On 27 February 2003, the Romanian Academy celebrated him on the occasion of his 100th birthday.

At the end of his life he retreated to Fălticeni, where he took care of the museum that contained half of his works. Irimescu donated his works (approximately 300 sculptures and 1,000 drawings) and, as a result, it was created the biggest permanent collection of an author from Romania. One of his works, the statue of Dimitrie Cantemir, was at Biblioteca Ambrosiana in Milan, between the statues of Dante and Shakespeare.

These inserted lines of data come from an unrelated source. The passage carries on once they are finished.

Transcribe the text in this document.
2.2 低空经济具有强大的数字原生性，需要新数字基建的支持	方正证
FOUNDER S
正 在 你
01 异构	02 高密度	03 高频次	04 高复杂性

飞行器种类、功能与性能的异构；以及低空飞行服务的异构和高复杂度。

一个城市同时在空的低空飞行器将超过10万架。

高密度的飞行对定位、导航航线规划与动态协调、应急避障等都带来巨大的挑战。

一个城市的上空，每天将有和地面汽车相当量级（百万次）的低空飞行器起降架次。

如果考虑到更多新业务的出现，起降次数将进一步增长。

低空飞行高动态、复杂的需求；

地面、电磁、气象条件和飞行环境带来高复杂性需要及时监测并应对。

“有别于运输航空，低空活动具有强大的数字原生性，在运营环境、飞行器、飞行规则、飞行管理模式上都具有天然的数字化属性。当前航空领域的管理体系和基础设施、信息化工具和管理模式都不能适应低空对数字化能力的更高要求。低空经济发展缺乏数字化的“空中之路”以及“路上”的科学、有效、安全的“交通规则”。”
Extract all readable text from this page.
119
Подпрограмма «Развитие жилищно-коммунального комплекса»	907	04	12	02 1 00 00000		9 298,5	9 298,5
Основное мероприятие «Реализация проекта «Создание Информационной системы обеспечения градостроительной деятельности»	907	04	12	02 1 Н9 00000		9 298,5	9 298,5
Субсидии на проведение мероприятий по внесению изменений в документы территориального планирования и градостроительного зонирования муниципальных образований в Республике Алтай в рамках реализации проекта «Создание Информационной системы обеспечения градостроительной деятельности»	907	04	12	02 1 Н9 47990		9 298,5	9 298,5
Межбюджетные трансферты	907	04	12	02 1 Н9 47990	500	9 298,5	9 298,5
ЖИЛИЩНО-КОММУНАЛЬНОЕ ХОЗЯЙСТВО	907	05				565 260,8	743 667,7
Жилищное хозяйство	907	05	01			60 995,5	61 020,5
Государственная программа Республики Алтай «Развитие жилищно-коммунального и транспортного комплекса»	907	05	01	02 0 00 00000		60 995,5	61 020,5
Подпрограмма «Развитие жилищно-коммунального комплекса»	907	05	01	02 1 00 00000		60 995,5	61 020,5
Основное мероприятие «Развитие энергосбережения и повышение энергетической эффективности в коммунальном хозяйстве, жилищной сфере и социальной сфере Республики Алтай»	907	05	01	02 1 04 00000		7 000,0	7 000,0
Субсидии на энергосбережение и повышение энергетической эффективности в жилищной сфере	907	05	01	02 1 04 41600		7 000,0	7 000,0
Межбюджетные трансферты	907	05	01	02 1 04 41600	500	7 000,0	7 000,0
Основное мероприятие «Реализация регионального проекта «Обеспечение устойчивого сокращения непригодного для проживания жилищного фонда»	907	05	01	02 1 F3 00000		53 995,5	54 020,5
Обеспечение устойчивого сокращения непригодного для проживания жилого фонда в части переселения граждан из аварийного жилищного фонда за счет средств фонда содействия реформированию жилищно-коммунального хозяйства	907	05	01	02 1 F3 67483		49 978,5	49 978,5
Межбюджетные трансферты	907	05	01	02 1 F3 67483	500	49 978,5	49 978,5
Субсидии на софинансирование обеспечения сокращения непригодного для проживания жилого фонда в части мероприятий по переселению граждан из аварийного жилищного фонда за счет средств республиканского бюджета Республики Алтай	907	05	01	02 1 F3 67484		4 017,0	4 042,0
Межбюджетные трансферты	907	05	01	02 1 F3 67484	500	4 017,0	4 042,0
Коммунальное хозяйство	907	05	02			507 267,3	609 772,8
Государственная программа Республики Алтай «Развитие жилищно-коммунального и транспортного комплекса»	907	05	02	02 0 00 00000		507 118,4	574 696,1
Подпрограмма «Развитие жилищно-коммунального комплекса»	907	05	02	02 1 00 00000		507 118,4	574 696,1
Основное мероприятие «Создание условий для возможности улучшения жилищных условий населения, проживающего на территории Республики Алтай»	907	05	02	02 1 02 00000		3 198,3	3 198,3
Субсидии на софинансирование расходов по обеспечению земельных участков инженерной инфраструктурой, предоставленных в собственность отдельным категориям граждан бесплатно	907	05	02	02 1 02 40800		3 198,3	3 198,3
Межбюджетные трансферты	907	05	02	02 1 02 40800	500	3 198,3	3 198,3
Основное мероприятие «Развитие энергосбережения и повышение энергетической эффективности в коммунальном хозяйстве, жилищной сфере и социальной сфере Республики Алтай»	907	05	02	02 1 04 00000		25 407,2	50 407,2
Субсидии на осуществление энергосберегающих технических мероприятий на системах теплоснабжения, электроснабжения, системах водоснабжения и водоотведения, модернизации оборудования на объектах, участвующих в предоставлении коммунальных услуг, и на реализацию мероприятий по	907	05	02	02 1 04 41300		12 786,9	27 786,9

Ion Irimescu said that, during one meeting with Nicolae Ceaușescu, he expressed his intention to sculpt a life-size bronze statue of Mihail Sadoveanu, but he did't have enough material to finish his work. To his astonishment, Ceaușescu sent him as a gift a statue of Joseph Stalin. Under these circumstances, the statue of Stalin shaped by Dumitru Demu was transformed in the statue of Sadoveanu, designed carefully by Irimescu.

On 28 October 2005, Irimescu died and was buried in Oprișeni Cemetery.